Feature Selection - Choosing relevant features for prediction &
Assuming "Id" as a feature and "Rating" as the target variable

In [15]:
CD = CD.select("Id", "Rating")

 Convert the target column to numeric if necessary

In [16]:
CD = CD.withColumn("Rating", col("Rating").cast("double"))

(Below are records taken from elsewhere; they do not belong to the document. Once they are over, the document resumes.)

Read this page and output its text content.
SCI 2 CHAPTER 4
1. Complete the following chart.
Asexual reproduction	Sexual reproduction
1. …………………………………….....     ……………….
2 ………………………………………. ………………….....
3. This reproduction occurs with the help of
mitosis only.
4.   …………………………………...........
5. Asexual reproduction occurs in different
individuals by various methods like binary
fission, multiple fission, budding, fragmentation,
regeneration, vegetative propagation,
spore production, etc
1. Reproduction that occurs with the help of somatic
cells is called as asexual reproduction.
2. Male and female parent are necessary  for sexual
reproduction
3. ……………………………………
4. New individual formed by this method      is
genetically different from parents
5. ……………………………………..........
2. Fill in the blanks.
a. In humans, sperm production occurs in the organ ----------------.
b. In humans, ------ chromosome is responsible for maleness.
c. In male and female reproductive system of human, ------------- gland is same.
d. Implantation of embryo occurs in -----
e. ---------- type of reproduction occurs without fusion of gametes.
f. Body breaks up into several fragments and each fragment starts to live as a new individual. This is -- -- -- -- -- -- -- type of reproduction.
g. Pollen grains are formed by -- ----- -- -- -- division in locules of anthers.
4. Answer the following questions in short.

Feature Engineering - Vector Assembler

In [17]:
feature_assembler = VectorAssembler(inputCols=["Id"], outputCol="features")

In [18]:
CD = feature_assembler.transform(CD)

Split data into training and testing sets (80-20 split)

In [19]:
train_data, test_data = CD.randomSplit([0.8, 0.2], seed=42)

Train a Regression Model

In [20]:
LR = LinearRegression(featuresCol="features", labelCol="Rating")

In [21]:
model = LR.fit(train_data)

Make Predictions

In [22]:
predictions = model.transform(test_data)

In [23]:
predictions.show(10)

+---+------+--------+------------------+
| Id|Rating|features|        prediction|
+---+------+--------+------------------+
|  3|   4.4|   [3.0]| 4.601987358601456|
|  7|   4.9|   [7.0]| 4.583464660973526|
|  9|   4.2|   [9.0]| 4.574203312159561|
| 14|   4.5|  [14.0]| 4.551049940124649|
| 20|   4.8|  [20.0]| 4.523265893682754|
| 24|   4.6|  [24.0]| 4.504743196054824|
| 30|   4.3|  [30.0]| 4.476959149612929|
| 36|   4.5|  [36.0]| 4.449175103171035|
| 46|   4.7|  [46.0]|  4.40286835910121|
| 47|   4.6|  [47.0]|4.3982376846942275|
+---+------+--------+------------------+
only showing top 10 rows



 Evaluate the Model

In [26]:
reg_evaluator = RegressionEvaluator(labelCol="Rating", predictionCol="prediction", metricName="rmse")

In [27]:
rmse= reg_evaluator.evaluate(predictions)

In [28]:
print(f"Root Mean Squared Error (RMSE): {rmse}")

Root Mean Squared Error (RMSE): 0.21073226506393167


Save Model

In [29]:
model.save("/mnt/data/tourist_prediction_model")

In [30]:
print("Predictive analysis using PySpark ML completed successfully!")

Predictive analysis using PySpark ML completed successfully!